Mopileola Tomi Adewumi, Paul Delgado, Marvin Carr, Emily Sowah, Matt Vassar

Background: The movement #BlackintheIvory gave Black academics an opportunity to connect through social media, sharing common experiences while pursuing higher education. Through analyzing Twitter posts, using the hashtag #BlackintheIvory, this study investigates the main themes identified among Black scholars in academia and their shared experiences with teaching, mentoring, collegiality, identity, service, and racism.

Method: Using the Twitter API, we isolated publicly available tweets, which can include text, images, and links to websites, posted with #BlackintheIvory on the Twitter website (www.twitter.com) from the inception of #BlackintheIvory in June 2020 to the end of December 2020. To evaluate the tweets, we categorized tweets inductively. Based on the content of posts, we identified 6 themes: Teaching, Mentoring, Collegiality, Identity, Service, and Racism.

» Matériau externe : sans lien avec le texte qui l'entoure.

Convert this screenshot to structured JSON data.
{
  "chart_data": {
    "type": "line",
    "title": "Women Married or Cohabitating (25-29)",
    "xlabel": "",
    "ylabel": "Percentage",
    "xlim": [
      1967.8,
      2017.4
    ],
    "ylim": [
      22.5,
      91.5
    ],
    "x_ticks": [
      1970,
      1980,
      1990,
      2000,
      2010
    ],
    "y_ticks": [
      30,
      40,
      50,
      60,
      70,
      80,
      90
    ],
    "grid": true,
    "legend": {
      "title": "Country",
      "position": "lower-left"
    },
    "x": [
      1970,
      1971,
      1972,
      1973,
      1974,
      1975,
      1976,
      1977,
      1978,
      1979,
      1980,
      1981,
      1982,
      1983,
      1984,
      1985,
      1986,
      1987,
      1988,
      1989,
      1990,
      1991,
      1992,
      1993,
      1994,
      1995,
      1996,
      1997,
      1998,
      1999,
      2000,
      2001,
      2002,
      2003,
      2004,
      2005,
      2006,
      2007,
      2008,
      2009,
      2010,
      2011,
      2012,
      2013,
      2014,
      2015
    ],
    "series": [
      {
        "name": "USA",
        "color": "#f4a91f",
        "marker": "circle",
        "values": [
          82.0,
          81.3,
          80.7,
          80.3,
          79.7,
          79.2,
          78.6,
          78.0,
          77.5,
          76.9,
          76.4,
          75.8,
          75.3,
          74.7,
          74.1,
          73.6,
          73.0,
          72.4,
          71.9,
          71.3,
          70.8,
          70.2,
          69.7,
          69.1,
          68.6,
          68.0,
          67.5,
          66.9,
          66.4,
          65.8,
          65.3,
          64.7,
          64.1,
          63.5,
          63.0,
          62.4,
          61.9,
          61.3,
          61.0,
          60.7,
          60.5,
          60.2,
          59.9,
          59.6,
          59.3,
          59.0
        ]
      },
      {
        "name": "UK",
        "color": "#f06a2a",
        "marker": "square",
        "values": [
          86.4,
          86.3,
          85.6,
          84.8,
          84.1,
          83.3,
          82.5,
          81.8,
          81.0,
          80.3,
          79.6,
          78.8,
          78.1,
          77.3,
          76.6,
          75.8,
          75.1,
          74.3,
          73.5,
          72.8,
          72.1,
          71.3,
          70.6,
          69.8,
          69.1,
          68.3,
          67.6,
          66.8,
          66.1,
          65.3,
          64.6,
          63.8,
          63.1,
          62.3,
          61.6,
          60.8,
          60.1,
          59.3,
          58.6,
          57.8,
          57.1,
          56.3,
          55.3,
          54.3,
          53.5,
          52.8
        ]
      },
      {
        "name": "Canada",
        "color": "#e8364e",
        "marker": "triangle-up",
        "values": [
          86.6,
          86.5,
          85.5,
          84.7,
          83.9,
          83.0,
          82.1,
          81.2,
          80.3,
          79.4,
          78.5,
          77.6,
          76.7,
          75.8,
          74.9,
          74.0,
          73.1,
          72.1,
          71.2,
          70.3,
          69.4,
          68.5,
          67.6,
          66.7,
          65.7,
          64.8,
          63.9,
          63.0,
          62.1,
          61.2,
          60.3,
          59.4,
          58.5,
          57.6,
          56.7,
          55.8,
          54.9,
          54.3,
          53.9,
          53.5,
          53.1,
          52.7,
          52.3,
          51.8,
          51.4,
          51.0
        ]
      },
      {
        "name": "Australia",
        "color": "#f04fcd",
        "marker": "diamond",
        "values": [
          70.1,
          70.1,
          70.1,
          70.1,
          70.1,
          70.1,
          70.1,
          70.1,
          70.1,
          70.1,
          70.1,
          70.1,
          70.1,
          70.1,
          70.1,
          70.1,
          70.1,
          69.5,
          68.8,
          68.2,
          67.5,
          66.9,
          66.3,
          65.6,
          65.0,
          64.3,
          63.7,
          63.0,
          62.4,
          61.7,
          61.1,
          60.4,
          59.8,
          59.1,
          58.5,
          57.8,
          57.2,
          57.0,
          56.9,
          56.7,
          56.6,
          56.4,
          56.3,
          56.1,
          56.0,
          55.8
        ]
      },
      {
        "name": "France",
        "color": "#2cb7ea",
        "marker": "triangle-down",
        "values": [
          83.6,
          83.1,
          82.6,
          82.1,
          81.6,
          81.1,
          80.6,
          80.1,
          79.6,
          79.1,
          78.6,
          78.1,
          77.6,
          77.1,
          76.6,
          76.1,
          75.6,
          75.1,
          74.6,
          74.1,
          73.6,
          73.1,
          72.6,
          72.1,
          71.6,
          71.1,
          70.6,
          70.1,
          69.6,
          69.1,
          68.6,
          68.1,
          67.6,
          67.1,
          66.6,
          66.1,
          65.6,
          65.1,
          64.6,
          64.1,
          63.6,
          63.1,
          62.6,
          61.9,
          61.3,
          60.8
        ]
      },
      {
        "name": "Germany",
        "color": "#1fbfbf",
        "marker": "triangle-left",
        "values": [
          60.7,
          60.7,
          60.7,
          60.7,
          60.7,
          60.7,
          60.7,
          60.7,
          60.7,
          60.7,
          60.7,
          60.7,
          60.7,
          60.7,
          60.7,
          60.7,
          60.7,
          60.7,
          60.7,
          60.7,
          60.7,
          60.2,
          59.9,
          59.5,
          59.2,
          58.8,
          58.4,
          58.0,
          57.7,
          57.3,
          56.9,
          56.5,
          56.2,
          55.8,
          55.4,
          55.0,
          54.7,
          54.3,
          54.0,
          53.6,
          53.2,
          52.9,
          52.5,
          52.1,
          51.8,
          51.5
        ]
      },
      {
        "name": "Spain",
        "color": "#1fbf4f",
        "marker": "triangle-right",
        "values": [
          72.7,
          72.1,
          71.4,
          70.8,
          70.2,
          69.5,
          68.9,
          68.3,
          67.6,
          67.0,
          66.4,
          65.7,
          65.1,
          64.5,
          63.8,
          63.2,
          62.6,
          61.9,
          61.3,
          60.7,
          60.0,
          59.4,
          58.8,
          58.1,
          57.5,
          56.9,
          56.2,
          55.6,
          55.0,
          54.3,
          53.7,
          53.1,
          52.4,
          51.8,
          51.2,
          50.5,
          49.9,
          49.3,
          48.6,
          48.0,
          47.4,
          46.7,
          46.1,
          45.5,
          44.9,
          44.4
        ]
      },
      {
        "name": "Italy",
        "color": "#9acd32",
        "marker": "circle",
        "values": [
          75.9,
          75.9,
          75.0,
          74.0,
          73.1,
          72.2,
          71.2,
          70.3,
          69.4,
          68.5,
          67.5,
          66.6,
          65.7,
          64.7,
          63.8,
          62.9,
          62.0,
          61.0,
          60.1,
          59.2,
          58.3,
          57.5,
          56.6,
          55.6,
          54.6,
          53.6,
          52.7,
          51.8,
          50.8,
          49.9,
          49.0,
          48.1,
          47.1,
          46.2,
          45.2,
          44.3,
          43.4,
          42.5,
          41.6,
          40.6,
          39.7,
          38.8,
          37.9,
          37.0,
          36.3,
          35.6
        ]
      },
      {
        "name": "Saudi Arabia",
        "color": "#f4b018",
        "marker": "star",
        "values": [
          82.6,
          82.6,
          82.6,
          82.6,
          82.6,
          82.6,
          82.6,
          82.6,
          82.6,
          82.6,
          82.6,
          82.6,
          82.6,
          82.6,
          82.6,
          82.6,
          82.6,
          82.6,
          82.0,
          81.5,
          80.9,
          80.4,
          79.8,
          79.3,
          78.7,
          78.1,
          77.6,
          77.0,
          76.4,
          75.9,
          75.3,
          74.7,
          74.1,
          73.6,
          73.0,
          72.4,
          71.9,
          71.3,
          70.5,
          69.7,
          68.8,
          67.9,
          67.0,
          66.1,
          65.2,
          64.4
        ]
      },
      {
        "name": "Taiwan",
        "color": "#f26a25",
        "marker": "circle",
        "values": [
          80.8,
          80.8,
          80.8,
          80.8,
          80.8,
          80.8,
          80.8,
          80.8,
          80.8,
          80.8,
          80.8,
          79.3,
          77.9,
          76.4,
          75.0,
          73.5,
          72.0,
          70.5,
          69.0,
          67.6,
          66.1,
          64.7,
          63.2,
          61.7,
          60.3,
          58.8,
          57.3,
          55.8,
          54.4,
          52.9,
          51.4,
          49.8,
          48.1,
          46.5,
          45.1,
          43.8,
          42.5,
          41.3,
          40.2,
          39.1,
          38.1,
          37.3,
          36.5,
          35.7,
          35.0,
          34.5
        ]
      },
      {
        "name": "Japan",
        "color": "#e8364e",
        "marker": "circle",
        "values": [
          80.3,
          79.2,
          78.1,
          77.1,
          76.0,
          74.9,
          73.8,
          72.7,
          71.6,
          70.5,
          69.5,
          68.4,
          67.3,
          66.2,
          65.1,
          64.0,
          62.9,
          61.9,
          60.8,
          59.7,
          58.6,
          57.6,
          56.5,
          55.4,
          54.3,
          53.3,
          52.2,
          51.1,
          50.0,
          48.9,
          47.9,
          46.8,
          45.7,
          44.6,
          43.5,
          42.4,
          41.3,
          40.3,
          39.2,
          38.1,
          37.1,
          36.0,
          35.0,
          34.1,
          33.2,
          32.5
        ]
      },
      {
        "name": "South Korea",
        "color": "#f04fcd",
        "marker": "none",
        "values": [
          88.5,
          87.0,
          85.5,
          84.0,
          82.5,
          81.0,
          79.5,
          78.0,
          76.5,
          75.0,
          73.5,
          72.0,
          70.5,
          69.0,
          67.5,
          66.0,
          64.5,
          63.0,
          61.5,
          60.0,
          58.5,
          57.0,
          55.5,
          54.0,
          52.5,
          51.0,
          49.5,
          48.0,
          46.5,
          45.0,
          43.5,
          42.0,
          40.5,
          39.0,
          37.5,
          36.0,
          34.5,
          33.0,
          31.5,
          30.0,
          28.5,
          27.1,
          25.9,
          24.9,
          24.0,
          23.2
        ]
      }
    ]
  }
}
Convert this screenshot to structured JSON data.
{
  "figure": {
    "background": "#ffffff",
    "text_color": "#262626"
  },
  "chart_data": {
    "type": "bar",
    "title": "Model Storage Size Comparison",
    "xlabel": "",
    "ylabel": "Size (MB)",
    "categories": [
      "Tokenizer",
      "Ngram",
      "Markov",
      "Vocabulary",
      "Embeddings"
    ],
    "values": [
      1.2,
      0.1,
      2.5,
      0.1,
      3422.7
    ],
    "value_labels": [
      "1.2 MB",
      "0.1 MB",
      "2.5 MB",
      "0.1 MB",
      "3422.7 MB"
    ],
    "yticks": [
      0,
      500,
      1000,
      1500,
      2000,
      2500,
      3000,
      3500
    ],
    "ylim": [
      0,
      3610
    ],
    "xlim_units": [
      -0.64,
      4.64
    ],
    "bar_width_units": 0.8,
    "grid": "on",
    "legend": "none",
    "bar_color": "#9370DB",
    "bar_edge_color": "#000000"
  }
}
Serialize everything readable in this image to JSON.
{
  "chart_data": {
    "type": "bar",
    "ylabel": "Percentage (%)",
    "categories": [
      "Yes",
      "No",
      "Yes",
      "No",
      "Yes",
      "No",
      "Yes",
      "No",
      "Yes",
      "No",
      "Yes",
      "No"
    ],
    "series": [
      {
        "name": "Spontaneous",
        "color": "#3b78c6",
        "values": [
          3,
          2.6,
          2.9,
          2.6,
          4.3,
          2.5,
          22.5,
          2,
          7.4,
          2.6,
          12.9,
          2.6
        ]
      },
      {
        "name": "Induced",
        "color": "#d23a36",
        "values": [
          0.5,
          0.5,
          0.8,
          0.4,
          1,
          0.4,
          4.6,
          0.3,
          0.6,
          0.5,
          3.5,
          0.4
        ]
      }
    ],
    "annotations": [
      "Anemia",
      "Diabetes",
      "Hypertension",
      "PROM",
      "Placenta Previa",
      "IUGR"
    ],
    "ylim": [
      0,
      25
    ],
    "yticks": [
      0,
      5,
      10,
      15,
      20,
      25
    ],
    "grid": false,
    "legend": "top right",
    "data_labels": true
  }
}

Result: Our search yielded a total of 12,538 original posts, including tweets between inception in June 2020 to December 2020 from profiles made public (excluding modified and duplicate tweets). We selected and analyzed the top retweeted 2500 tweets, which is 20% (2500/12538) of the total number of downloaded tweets. The greatest percentage of posts was Teaching (881; 35%), Service (441; 18%) and Racism (414; 17%). The remaining tweets were categorized as Collegiality (388; 15%), Identity (210; 8%), and Mentoring (166; 7%) of the total number of tweets from June-December 2020.

Conclusion: The experiences, perspectives, and narratives among the Black diaspora within #BlackintheIvory are not uniform. The commonality exists within the structural systemic racism which impacts Black academics within the ivory tower; this study is a resounding wake up call for action.

Avertissement: Ce résumé a été traduit à l'aide d'outils d'intelligence artificielle et n'a pas encore été examiné ni vérifié.